Les minutes et les heures continuent de passer…on dirait que c’est au compte-goutte…mais à bien y repenser…je crois que tout le monde avait besoin de ce temps précieux. Pendant ces longs moments, Léa fait son chemin tranquillement. Elle nous prépare à la voir.
La forteresse s’agrandit. Les oncles, les tantes s’ajoutent, elle compte dix piliers. Chaque pilier se donne mutuellement la force d’être là. Chaque pilier profite d’un temps unique et précieux auprès des futurs parents. Chaque pilier est important. Parmi eux, Valérie et Étienne, parents de Rose, seront d’un réconfort immense et significatif.
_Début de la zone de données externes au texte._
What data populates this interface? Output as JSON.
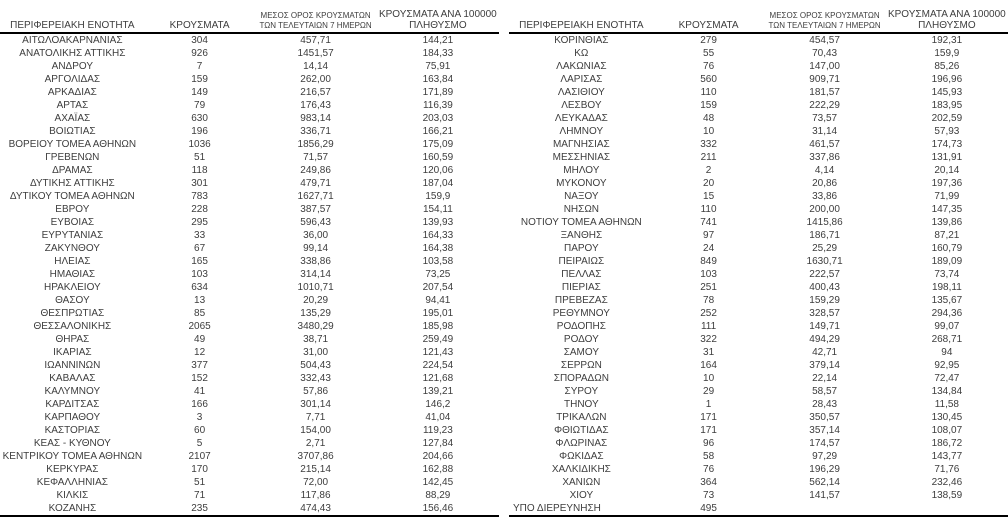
{
  "header": {
    "col_region": "ΠΕΡΙΦΕΡΕΙΑΚΗ ΕΝΟΤΗΤΑ",
    "col_cases": "ΚΡΟΥΣΜΑΤΑ",
    "col_avg7_line1": "ΜΕΣΟΣ ΟΡΟΣ ΚΡΟΥΣΜΑΤΩΝ",
    "col_avg7_line2": "ΤΩΝ ΤΕΛΕΥΤΑΙΩΝ 7 ΗΜΕΡΩΝ",
    "col_per100k_line1": "ΚΡΟΥΣΜΑΤΑ ΑΝΑ 100000",
    "col_per100k_line2": "ΠΛΗΘΥΣΜΟ"
  },
  "colors": {
    "text": "#3d3d3d",
    "border": "#000000",
    "background": "#ffffff"
  },
  "left_table": {
    "rows": [
      [
        "ΑΙΤΩΛΟΑΚΑΡΝΑΝΙΑΣ",
        "304",
        "457,71",
        "144,21"
      ],
      [
        "ΑΝΑΤΟΛΙΚΗΣ ΑΤΤΙΚΗΣ",
        "926",
        "1451,57",
        "184,33"
      ],
      [
        "ΑΝΔΡΟΥ",
        "7",
        "14,14",
        "75,91"
      ],
      [
        "ΑΡΓΟΛΙΔΑΣ",
        "159",
        "262,00",
        "163,84"
      ],
      [
        "ΑΡΚΑΔΙΑΣ",
        "149",
        "216,57",
        "171,89"
      ],
      [
        "ΑΡΤΑΣ",
        "79",
        "176,43",
        "116,39"
      ],
      [
        "ΑΧΑΪΑΣ",
        "630",
        "983,14",
        "203,03"
      ],
      [
        "ΒΟΙΩΤΙΑΣ",
        "196",
        "336,71",
        "166,21"
      ],
      [
        "ΒΟΡΕΙΟΥ ΤΟΜΕΑ ΑΘΗΝΩΝ",
        "1036",
        "1856,29",
        "175,09"
      ],
      [
        "ΓΡΕΒΕΝΩΝ",
        "51",
        "71,57",
        "160,59"
      ],
      [
        "ΔΡΑΜΑΣ",
        "118",
        "249,86",
        "120,06"
      ],
      [
        "ΔΥΤΙΚΗΣ ΑΤΤΙΚΗΣ",
        "301",
        "479,71",
        "187,04"
      ],
      [
        "ΔΥΤΙΚΟΥ ΤΟΜΕΑ ΑΘΗΝΩΝ",
        "783",
        "1627,71",
        "159,9"
      ],
      [
        "ΕΒΡΟΥ",
        "228",
        "387,57",
        "154,11"
      ],
      [
        "ΕΥΒΟΙΑΣ",
        "295",
        "596,43",
        "139,93"
      ],
      [
        "ΕΥΡΥΤΑΝΙΑΣ",
        "33",
        "36,00",
        "164,33"
      ],
      [
        "ΖΑΚΥΝΘΟΥ",
        "67",
        "99,14",
        "164,38"
      ],
      [
        "ΗΛΕΙΑΣ",
        "165",
        "338,86",
        "103,58"
      ],
      [
        "ΗΜΑΘΙΑΣ",
        "103",
        "314,14",
        "73,25"
      ],
      [
        "ΗΡΑΚΛΕΙΟΥ",
        "634",
        "1010,71",
        "207,54"
      ],
      [
        "ΘΑΣΟΥ",
        "13",
        "20,29",
        "94,41"
      ],
      [
        "ΘΕΣΠΡΩΤΙΑΣ",
        "85",
        "135,29",
        "195,01"
      ],
      [
        "ΘΕΣΣΑΛΟΝΙΚΗΣ",
        "2065",
        "3480,29",
        "185,98"
      ],
      [
        "ΘΗΡΑΣ",
        "49",
        "38,71",
        "259,49"
      ],
      [
        "ΙΚΑΡΙΑΣ",
        "12",
        "31,00",
        "121,43"
      ],
      [
        "ΙΩΑΝΝΙΝΩΝ",
        "377",
        "504,43",
        "224,54"
      ],
      [
        "ΚΑΒΑΛΑΣ",
        "152",
        "332,43",
        "121,68"
      ],
      [
        "ΚΑΛΥΜΝΟΥ",
        "41",
        "57,86",
        "139,21"
      ],
      [
        "ΚΑΡΔΙΤΣΑΣ",
        "166",
        "301,14",
        "146,2"
      ],
      [
        "ΚΑΡΠΑΘΟΥ",
        "3",
        "7,71",
        "41,04"
      ],
      [
        "ΚΑΣΤΟΡΙΑΣ",
        "60",
        "154,00",
        "119,23"
      ],
      [
        "ΚΕΑΣ - ΚΥΘΝΟΥ",
        "5",
        "2,71",
        "127,84"
      ],
      [
        "ΚΕΝΤΡΙΚΟΥ ΤΟΜΕΑ ΑΘΗΝΩΝ",
        "2107",
        "3707,86",
        "204,66"
      ],
      [
        "ΚΕΡΚΥΡΑΣ",
        "170",
        "215,14",
        "162,88"
      ],
      [
        "ΚΕΦΑΛΛΗΝΙΑΣ",
        "51",
        "72,00",
        "142,45"
      ],
      [
        "ΚΙΛΚΙΣ",
        "71",
        "117,86",
        "88,29"
      ],
      [
        "ΚΟΖΑΝΗΣ",
        "235",
        "474,43",
        "156,46"
      ]
    ]
  },
  "right_table": {
    "rows": [
      [
        "ΚΟΡΙΝΘΙΑΣ",
        "279",
        "454,57",
        "192,31"
      ],
      [
        "ΚΩ",
        "55",
        "70,43",
        "159,9"
      ],
      [
        "ΛΑΚΩΝΙΑΣ",
        "76",
        "147,00",
        "85,26"
      ],
      [
        "ΛΑΡΙΣΑΣ",
        "560",
        "909,71",
        "196,96"
      ],
      [
        "ΛΑΣΙΘΙΟΥ",
        "110",
        "181,57",
        "145,93"
      ],
      [
        "ΛΕΣΒΟΥ",
        "159",
        "222,29",
        "183,95"
      ],
      [
        "ΛΕΥΚΑΔΑΣ",
        "48",
        "73,57",
        "202,59"
      ],
      [
        "ΛΗΜΝΟΥ",
        "10",
        "31,14",
        "57,93"
      ],
      [
        "ΜΑΓΝΗΣΙΑΣ",
        "332",
        "461,57",
        "174,73"
      ],
      [
        "ΜΕΣΣΗΝΙΑΣ",
        "211",
        "337,86",
        "131,91"
      ],
      [
        "ΜΗΛΟΥ",
        "2",
        "4,14",
        "20,14"
      ],
      [
        "ΜΥΚΟΝΟΥ",
        "20",
        "20,86",
        "197,36"
      ],
      [
        "ΝΑΞΟΥ",
        "15",
        "33,86",
        "71,99"
      ],
      [
        "ΝΗΣΩΝ",
        "110",
        "200,00",
        "147,35"
      ],
      [
        "ΝΟΤΙΟΥ ΤΟΜΕΑ ΑΘΗΝΩΝ",
        "741",
        "1415,86",
        "139,86"
      ],
      [
        "ΞΑΝΘΗΣ",
        "97",
        "186,71",
        "87,21"
      ],
      [
        "ΠΑΡΟΥ",
        "24",
        "25,29",
        "160,79"
      ],
      [
        "ΠΕΙΡΑΙΩΣ",
        "849",
        "1630,71",
        "189,09"
      ],
      [
        "ΠΕΛΛΑΣ",
        "103",
        "222,57",
        "73,74"
      ],
      [
        "ΠΙΕΡΙΑΣ",
        "251",
        "400,43",
        "198,11"
      ],
      [
        "ΠΡΕΒΕΖΑΣ",
        "78",
        "159,29",
        "135,67"
      ],
      [
        "ΡΕΘΥΜΝΟΥ",
        "252",
        "328,57",
        "294,36"
      ],
      [
        "ΡΟΔΟΠΗΣ",
        "111",
        "149,71",
        "99,07"
      ],
      [
        "ΡΟΔΟΥ",
        "322",
        "494,29",
        "268,71"
      ],
      [
        "ΣΑΜΟΥ",
        "31",
        "42,71",
        "94"
      ],
      [
        "ΣΕΡΡΩΝ",
        "164",
        "379,14",
        "92,95"
      ],
      [
        "ΣΠΟΡΑΔΩΝ",
        "10",
        "22,14",
        "72,47"
      ],
      [
        "ΣΥΡΟΥ",
        "29",
        "58,57",
        "134,84"
      ],
      [
        "ΤΗΝΟΥ",
        "1",
        "28,43",
        "11,58"
      ],
      [
        "ΤΡΙΚΑΛΩΝ",
        "171",
        "350,57",
        "130,45"
      ],
      [
        "ΦΘΙΩΤΙΔΑΣ",
        "171",
        "357,14",
        "108,07"
      ],
      [
        "ΦΛΩΡΙΝΑΣ",
        "96",
        "174,57",
        "186,72"
      ],
      [
        "ΦΩΚΙΔΑΣ",
        "58",
        "97,29",
        "143,77"
      ],
      [
        "ΧΑΛΚΙΔΙΚΗΣ",
        "76",
        "196,29",
        "71,76"
      ],
      [
        "ΧΑΝΙΩΝ",
        "364",
        "562,14",
        "232,46"
      ],
      [
        "ΧΙΟΥ",
        "73",
        "141,57",
        "138,59"
      ]
    ],
    "footer": {
      "label": "ΥΠΟ ΔΙΕΡΕΥΝΗΣΗ",
      "cases": "495",
      "avg7": "",
      "per100k": ""
    }
  }
}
Cette grande richesse permet d’apaiser les tourments le temps de quelques sourires et même de quelques rires.
L’espace d’un instant. Tout semble normal. Ça fait du bien.
Cette pause nous redonne de l’énergie pour pouvoir l’accueillir. Il est temps de la laisser venir au monde. La poussée se fait sentir… maman donne ce qui lui reste de puissance pour pouvoir enfin la voir. Papa la supporte, caresse ses cheveux, l’encourage. Ils sont si beaux ces deux-là.
00h21
Léa est née. Elle est là. Si belle et si grande.
Maman et papa nettoient ses cheveux et son visage. C’est puissant ce qui remonte comme émotions. Ils peuvent enfin savourer tous ses petits traits. La forteresse est soulagée de la savoir enfin arrivée. Ils attendent à tour de rôle leur moment unique avec elle. Je suis une fois de plus frappée par la douceur de ce moment. Sans mot. Simplement des regards pour permettre de savoir qui seront les prochains à vivre leur moment. Chaque pilier prend le temps et laisse le temps aux autres. Je les observe avec le sourire, c’est si important ce moment avec elle. Je suis éblouie et rassurée de voir qu’ils sont si bien entourés. Avant de quitter, chaque pilier me remercie, avec des mots ou des câlins. Incroyable. Je suis soufflée par tout cet amour sincère et puissant.
Puis, les parents me demandent si je veux la prendre. Mon cœur veut exploser. Bien sûr que je veux la prendre. Quel honneur, quel bonheur! À cet instant, le temps s’est suspendu. Je l’ai admirée, je l’ai cajolée avec tout mon amour.
Le cœur en paix, le cœur rempli, le cœur différent… je suis retournée chez moi, changée à jamais. La naissance de Léa est la plus intense que j’ai eu la chance de vivre, de voir et de sentir dans tout mon corps. Cette intensité qui repasse souvent me voir et que je prends le temps d’accueillir et de saluer. Elle fait partie de mon histoire de vie, tout comme ses parents. Quel cadeau pour moi!
Ma belle Léa, vois-tu tout ce que tu m’as appris dans ton court passage? Merci. Je te garde dans mon cœur pour la vie xx Laurianne Letarte, accompagnante à la naissance.